Just a reminder folks, the is Media Central, the tangent discussion seems to be verging fairly far from the topic.
Fair enough. Do you guys think the ratings will improve this week or will they continue to sink like a stone? I think they need to add in some claymation to the mix!
I don't understand why you think the ratings of the show is relevant to its content. Given the nature of it's predecessor, we knew it would be controversial and make a lot of people uncomfortable. Did you really expect huge ratings? What matters about a show like this is the accuracy of the information that's put forth. Is it true? The answer is yes. To the best of human knowledge.

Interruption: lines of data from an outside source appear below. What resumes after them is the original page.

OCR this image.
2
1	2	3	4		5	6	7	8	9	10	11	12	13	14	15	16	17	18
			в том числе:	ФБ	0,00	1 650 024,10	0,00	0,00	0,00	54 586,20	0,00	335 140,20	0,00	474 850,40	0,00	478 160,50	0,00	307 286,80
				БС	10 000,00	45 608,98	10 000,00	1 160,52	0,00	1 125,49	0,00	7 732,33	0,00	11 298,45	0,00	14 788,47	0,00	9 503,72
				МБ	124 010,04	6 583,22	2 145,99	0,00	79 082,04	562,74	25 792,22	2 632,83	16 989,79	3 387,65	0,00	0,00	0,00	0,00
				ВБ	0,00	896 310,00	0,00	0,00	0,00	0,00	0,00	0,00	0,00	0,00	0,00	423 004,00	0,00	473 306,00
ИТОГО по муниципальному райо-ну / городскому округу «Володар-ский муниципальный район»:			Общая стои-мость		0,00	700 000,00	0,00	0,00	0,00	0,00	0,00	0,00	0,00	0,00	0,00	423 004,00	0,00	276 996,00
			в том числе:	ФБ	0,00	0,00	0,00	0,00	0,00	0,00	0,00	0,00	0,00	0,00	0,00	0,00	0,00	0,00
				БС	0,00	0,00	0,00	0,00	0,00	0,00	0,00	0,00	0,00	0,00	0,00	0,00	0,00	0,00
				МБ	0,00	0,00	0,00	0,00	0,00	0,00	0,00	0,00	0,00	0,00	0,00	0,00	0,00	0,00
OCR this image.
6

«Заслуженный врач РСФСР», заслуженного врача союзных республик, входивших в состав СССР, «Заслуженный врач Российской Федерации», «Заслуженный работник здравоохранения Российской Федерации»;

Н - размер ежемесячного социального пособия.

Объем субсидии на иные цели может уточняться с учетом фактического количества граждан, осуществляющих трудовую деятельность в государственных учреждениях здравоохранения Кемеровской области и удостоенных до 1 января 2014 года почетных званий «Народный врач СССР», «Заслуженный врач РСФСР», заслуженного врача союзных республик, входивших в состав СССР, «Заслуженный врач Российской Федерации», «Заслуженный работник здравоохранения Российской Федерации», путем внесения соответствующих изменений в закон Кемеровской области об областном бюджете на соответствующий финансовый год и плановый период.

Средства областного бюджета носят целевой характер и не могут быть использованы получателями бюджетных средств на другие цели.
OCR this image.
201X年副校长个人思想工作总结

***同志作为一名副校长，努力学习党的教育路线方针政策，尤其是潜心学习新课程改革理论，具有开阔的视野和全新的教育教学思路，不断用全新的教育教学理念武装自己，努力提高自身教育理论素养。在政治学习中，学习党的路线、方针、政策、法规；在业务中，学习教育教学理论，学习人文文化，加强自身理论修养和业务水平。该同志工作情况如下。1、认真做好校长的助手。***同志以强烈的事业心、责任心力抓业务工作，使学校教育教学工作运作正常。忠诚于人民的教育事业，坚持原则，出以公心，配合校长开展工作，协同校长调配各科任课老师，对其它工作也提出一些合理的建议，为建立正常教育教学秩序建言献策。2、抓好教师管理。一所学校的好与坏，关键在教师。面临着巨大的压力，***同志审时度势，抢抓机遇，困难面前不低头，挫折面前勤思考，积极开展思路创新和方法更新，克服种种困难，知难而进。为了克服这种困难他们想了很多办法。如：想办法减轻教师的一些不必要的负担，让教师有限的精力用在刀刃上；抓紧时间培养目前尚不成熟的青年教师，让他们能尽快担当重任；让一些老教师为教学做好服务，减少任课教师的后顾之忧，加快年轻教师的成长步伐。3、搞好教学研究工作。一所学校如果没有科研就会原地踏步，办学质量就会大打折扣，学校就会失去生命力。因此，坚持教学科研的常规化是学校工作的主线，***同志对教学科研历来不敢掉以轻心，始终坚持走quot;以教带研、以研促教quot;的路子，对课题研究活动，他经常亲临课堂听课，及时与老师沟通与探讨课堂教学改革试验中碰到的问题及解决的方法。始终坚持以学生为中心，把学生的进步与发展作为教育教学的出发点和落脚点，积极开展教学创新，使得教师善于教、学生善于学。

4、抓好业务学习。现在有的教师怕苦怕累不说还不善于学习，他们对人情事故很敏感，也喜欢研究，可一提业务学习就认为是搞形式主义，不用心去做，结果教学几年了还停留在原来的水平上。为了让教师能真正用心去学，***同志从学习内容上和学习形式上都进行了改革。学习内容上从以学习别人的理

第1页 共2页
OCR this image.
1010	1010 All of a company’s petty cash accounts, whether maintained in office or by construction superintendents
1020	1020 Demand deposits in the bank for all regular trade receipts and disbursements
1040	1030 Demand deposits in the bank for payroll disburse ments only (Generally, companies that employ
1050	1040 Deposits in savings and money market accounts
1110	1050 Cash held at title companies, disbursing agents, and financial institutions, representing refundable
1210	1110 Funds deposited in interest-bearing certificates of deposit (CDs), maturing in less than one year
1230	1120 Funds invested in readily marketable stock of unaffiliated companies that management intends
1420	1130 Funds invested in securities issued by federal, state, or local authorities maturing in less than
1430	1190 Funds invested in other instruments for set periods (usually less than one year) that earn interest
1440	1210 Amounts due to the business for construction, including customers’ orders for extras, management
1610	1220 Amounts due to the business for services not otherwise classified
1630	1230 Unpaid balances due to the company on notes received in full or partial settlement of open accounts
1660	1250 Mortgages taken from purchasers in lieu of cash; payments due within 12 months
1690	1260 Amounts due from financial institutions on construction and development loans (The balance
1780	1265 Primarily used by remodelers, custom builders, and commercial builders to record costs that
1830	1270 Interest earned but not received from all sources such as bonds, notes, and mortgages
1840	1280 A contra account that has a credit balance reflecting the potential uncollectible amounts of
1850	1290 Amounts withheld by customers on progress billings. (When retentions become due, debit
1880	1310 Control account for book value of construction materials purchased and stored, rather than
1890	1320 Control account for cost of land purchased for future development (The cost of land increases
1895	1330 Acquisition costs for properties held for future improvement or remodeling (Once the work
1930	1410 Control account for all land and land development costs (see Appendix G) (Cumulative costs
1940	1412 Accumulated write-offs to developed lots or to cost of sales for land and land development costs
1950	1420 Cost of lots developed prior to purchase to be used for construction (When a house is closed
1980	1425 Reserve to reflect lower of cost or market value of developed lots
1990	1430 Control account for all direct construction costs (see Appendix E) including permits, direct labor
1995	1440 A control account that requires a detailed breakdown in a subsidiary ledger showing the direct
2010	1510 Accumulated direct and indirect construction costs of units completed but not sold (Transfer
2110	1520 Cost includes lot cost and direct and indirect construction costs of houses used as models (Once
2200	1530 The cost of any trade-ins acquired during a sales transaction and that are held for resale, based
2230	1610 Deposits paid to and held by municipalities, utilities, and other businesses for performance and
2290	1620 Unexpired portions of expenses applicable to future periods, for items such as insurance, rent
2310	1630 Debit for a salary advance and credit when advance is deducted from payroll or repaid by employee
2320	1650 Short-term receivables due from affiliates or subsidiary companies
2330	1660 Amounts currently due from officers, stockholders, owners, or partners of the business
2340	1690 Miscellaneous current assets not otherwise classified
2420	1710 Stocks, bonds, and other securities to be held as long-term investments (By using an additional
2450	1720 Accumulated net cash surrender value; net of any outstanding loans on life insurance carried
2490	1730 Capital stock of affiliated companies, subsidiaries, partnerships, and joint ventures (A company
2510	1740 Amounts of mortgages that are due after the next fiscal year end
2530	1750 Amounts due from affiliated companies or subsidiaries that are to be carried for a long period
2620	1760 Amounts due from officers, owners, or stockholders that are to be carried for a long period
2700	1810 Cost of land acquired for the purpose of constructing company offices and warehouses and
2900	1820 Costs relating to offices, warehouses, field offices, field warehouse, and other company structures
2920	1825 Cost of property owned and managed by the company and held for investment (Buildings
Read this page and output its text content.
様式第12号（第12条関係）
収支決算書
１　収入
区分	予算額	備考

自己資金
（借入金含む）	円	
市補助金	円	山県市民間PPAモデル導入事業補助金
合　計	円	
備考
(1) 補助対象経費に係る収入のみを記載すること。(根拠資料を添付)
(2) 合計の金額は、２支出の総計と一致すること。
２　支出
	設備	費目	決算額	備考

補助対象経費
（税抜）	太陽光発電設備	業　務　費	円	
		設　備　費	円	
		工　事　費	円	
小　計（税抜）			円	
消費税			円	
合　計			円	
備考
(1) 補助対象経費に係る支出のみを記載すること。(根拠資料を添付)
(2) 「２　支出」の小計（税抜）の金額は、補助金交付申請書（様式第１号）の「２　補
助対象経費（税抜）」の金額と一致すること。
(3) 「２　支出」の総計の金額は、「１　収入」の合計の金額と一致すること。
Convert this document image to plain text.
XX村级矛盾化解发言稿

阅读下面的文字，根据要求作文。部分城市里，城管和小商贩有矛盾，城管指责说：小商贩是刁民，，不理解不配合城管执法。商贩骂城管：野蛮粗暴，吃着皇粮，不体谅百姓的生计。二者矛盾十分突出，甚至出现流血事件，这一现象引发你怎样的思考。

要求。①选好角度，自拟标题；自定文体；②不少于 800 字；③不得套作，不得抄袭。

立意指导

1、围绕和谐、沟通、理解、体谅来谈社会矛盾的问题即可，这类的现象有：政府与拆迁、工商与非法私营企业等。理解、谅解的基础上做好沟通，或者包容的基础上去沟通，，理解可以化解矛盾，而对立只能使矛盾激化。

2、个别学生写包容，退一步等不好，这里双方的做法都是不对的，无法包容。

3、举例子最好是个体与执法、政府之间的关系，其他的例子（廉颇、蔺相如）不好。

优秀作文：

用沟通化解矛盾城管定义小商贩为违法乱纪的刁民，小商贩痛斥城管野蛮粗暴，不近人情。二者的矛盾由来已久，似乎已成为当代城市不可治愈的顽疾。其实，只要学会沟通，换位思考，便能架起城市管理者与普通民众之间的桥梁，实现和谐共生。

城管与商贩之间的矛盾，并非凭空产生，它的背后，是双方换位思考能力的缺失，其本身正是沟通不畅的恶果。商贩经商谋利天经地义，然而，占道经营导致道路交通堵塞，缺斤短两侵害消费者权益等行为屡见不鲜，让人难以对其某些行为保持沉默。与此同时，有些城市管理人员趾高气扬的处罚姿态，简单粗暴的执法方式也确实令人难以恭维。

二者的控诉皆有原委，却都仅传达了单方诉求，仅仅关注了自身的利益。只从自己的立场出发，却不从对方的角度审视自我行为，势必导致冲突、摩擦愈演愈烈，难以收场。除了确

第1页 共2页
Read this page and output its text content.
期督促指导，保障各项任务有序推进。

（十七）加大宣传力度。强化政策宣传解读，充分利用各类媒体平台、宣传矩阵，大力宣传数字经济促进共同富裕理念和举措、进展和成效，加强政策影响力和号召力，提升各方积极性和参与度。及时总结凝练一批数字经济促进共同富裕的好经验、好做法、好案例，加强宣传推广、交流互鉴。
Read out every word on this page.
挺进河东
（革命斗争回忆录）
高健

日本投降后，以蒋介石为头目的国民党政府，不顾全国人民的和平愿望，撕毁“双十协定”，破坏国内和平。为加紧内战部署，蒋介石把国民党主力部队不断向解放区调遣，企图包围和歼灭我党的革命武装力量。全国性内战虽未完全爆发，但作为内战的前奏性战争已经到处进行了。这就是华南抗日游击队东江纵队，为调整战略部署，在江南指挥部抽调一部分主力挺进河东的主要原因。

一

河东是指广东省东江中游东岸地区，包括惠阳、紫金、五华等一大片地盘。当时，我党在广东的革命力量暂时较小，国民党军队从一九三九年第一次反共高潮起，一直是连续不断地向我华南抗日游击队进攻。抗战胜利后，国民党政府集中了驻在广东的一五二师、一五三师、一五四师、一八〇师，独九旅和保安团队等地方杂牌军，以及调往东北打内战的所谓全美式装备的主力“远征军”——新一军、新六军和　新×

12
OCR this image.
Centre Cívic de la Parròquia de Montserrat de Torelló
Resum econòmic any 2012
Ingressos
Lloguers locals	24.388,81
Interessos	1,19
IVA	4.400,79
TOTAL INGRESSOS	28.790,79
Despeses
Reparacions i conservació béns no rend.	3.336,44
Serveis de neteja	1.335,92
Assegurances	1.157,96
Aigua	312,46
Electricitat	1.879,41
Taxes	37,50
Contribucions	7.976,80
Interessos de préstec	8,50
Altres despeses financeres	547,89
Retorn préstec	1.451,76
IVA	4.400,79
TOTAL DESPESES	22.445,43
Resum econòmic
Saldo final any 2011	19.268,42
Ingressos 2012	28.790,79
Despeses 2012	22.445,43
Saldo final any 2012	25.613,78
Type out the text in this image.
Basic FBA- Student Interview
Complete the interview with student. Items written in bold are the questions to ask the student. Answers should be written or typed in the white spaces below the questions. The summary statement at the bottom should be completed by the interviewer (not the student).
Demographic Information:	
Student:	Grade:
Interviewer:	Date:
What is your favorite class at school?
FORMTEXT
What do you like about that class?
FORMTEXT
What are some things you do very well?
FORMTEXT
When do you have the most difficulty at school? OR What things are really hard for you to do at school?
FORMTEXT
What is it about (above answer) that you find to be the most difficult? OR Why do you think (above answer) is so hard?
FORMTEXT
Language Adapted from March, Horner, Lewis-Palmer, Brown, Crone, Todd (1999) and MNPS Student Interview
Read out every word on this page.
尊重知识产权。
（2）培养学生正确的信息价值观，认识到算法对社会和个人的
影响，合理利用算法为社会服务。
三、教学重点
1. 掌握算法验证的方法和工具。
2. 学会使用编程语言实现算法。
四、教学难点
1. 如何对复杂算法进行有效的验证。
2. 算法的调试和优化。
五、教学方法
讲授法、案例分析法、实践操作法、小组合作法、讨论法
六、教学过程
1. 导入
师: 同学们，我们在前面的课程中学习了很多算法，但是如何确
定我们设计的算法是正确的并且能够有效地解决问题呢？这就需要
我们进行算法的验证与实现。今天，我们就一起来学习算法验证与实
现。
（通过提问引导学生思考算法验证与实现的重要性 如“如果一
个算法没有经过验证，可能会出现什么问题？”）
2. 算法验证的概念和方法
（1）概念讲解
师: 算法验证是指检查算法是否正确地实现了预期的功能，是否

Clearly, network execs and advertisers care about the ratings whether viewers do or not. And with regard to the accuracy of the information presented, it may or or may not be accurate. You simply have faith that it is.
You think Fox thought this was going to bring in huge ratings? I really think that they knew it wouldn't. I'd even bet the sponsors Samsung and Jeep knew it wouldn't set the world on fire.
Seth McFarlane has made Fox a shitload of money. They are going to give him a time slot for half a season, even if it's just to showcase 30 minutes of dead air.
Creationists are sniveling for equal time on Cosmos. After much thought, I've decided I'm all for it. Get Jesus on Cosmos. In person. No middle-men. Talk about must-see television! Come on, why is the little fella so shy? He's got super powers. Chief among them, being death-proof. How is an indestructible man insecure about anything? Also, it's just an hour of his time. One stinking episode. Is he really THAT busy? Looking at the state of the world, I'm thinking not. Put up, or shut up, Jesus. Stop sending your goons to fight your battles.
I think this Cosmos was supposed to be a half-season long just like the original was. Now watch the mental defectives out there (and on Wordforge) think they had something to do with the show being "cancelled" after only 13 episodes.
For the record, I have the iOS app and under episodes, it clearly has placeholders for 13 episodes. They are already in the can and named and ready for air. This is a done deal.
I checked Wiki and it shows 13 episodes as well, including titles. Summaries for only the first three episodes, though.
Story was MacFarlane cashed in a pile of chips on this. The commercial breaks are so jarring because it's gonna be available on Netflix, or on DVDs sent to schools, for the foreseeable future. Ratings mean shit.
I should add that my dead air comment didn't mean that McFarlane went that route, just that he could and Fox would still back him. I'm tickled pink that he chose to use the time for a new version of Cosmos.